Automate the Boring Stuff with Python by Al Sweigart
So this is, in my opinion, the best resource to get started with Python, it's a free online book written at child level but goes in depth with all the major object structures in python.
Python for Data Analysis by Wes McKinney
From there, I would move on straight to numpy and pandas (and the whole scipy ecosystem). This is what put python on the map, as it gives you all the features of matlab, excel, SQL
Clean Architectures in Python by Leonardo Giordani
From there, this book helped me understand best practices for production level projects.
Application of Python Scripting Techniques for Control and Automation of HEC-RAS Simulations
by Tomasz Dysarz
This is the paper on automating RAS in Python that inspired me to learn the language in the first place.
Australian Water School
Personally, I learn best from books. I understand many people learn best by video. The Australian Water School has tons of course content available on Python specifically tailored to water resources engineering.

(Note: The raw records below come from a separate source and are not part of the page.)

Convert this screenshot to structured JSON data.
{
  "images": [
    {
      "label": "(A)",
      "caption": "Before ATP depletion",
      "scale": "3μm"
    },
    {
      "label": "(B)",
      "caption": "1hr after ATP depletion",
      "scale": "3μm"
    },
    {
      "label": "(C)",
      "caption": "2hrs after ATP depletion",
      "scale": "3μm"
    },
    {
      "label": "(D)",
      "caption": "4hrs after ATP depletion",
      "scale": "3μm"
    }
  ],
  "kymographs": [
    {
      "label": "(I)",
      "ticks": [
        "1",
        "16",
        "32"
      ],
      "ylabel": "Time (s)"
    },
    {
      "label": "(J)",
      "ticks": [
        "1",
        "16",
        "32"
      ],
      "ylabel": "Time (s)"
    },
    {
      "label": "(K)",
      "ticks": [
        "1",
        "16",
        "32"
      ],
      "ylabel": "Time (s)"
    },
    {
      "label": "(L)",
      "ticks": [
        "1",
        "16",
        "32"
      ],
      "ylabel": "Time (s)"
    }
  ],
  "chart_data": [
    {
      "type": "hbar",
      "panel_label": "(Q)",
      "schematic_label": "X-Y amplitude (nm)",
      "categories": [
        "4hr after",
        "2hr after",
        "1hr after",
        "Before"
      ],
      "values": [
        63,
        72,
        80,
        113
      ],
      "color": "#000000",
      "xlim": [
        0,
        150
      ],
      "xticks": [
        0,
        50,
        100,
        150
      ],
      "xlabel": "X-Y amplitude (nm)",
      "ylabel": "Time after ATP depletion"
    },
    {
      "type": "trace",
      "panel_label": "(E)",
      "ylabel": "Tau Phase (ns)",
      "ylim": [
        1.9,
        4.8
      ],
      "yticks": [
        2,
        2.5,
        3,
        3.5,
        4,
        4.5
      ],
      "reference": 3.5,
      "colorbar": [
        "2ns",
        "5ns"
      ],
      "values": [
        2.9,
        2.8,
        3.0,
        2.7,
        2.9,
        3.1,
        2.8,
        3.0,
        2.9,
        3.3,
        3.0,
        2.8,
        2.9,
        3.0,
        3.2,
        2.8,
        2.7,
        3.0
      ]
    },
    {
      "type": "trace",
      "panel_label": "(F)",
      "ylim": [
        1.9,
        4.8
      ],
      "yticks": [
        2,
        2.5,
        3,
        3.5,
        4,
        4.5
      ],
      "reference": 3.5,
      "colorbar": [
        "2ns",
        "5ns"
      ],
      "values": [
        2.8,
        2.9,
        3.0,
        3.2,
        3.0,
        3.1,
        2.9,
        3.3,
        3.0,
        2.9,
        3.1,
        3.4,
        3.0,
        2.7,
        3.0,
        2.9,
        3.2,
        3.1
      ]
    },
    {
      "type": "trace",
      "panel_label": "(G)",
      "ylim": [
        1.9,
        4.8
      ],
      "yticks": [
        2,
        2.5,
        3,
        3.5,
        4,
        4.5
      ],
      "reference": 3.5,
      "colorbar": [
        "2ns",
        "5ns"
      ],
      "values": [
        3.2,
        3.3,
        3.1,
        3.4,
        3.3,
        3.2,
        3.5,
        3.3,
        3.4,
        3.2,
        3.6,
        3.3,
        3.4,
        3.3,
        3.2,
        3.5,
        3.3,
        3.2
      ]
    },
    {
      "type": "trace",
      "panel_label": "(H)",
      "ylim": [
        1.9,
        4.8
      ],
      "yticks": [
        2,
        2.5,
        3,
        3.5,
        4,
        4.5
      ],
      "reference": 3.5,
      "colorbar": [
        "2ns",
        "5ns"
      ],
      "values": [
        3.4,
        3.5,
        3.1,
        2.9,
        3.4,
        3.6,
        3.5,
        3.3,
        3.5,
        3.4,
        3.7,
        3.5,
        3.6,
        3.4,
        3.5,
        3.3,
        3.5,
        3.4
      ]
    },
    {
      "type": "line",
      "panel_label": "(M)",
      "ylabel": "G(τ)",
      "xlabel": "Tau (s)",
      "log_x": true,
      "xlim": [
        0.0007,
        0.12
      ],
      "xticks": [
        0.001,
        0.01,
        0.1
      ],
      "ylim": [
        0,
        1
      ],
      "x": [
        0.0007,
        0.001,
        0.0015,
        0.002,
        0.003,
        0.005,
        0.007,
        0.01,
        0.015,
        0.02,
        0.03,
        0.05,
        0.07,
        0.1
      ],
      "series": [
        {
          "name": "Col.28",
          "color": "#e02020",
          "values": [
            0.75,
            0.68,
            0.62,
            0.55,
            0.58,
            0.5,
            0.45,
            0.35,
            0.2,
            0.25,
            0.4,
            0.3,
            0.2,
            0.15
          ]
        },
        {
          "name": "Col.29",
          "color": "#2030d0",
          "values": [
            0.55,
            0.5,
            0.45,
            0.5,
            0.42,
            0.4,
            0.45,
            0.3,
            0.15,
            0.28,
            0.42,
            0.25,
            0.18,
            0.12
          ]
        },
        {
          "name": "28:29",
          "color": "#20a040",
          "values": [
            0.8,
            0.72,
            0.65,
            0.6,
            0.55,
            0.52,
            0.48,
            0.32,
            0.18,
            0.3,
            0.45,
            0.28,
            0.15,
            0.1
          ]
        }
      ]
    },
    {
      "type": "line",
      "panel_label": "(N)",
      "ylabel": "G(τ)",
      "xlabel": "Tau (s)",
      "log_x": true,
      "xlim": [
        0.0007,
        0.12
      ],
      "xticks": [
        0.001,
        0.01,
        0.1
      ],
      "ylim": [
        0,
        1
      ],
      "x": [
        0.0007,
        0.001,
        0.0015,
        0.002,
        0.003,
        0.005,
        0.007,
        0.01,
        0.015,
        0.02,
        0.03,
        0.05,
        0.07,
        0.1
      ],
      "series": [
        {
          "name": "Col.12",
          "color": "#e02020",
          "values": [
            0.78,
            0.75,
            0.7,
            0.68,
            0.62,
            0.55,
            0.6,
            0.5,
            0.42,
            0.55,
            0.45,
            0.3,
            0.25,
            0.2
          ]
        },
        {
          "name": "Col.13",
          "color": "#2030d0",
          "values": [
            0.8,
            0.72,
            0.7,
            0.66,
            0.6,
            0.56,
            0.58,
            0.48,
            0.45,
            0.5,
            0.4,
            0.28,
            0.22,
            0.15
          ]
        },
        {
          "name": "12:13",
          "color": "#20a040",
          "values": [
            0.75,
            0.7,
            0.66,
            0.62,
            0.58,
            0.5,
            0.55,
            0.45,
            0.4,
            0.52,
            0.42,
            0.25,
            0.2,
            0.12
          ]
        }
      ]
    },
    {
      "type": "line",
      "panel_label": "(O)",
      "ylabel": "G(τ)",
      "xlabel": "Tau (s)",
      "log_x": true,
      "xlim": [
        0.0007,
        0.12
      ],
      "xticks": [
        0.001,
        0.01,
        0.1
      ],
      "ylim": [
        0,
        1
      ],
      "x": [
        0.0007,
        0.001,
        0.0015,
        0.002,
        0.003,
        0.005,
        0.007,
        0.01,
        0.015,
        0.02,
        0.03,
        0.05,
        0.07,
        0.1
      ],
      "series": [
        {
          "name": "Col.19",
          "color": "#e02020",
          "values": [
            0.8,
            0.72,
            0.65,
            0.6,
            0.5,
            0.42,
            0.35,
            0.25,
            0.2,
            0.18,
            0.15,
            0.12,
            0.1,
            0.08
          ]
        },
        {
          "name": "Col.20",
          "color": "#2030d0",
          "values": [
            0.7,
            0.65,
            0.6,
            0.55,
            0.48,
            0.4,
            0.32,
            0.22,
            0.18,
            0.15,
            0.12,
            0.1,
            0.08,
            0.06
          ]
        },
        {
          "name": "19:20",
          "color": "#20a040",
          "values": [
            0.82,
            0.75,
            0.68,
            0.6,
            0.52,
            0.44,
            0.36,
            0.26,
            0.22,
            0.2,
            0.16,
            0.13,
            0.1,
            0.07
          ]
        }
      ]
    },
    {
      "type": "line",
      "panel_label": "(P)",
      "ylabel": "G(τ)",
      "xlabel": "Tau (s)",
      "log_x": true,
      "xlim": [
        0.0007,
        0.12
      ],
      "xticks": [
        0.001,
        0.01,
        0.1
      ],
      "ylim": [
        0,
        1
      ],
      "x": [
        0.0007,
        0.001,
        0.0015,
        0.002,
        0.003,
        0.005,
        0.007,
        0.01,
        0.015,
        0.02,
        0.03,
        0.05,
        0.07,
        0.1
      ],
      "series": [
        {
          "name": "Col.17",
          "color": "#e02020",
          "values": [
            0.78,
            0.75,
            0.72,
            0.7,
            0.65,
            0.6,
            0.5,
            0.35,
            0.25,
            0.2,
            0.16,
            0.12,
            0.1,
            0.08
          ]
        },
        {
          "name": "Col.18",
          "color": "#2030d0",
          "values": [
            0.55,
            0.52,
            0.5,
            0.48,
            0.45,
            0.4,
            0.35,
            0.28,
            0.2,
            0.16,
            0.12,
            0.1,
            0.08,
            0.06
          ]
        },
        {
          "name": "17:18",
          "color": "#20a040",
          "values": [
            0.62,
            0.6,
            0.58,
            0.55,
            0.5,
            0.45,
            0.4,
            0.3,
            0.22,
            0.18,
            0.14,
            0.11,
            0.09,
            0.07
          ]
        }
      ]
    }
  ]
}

When I first learned Python, I tried to immerse myself in the language, much like you would to learn a spoken language. After work, I would read the Python books linked above. At the time, I was an Excel power user, using Excel for everything. To get comfortable in Python quickly, I quit Excel cold turkey and forced myself to use only Python for all the tasks I previously did in Excel. It was tough, but eventually, you become just as comfortable working with pandas dataframes as you were with an Excel sheet.
Learning Python today, I would recommend a bottom-up approach, where you study the fundamentals, starting from the most simple data structures, concurrent with a top-down approach, where you start with code generated from GPT or found online, and slowly learn to adapt it for your own use cases. A top-down learning style brings immediate value and motivation to learn, but at the end of the day, you do need to grow the semantic tree from the bottom up, where high-level knowledge is ultimately rooted in an understanding of low-level concepts.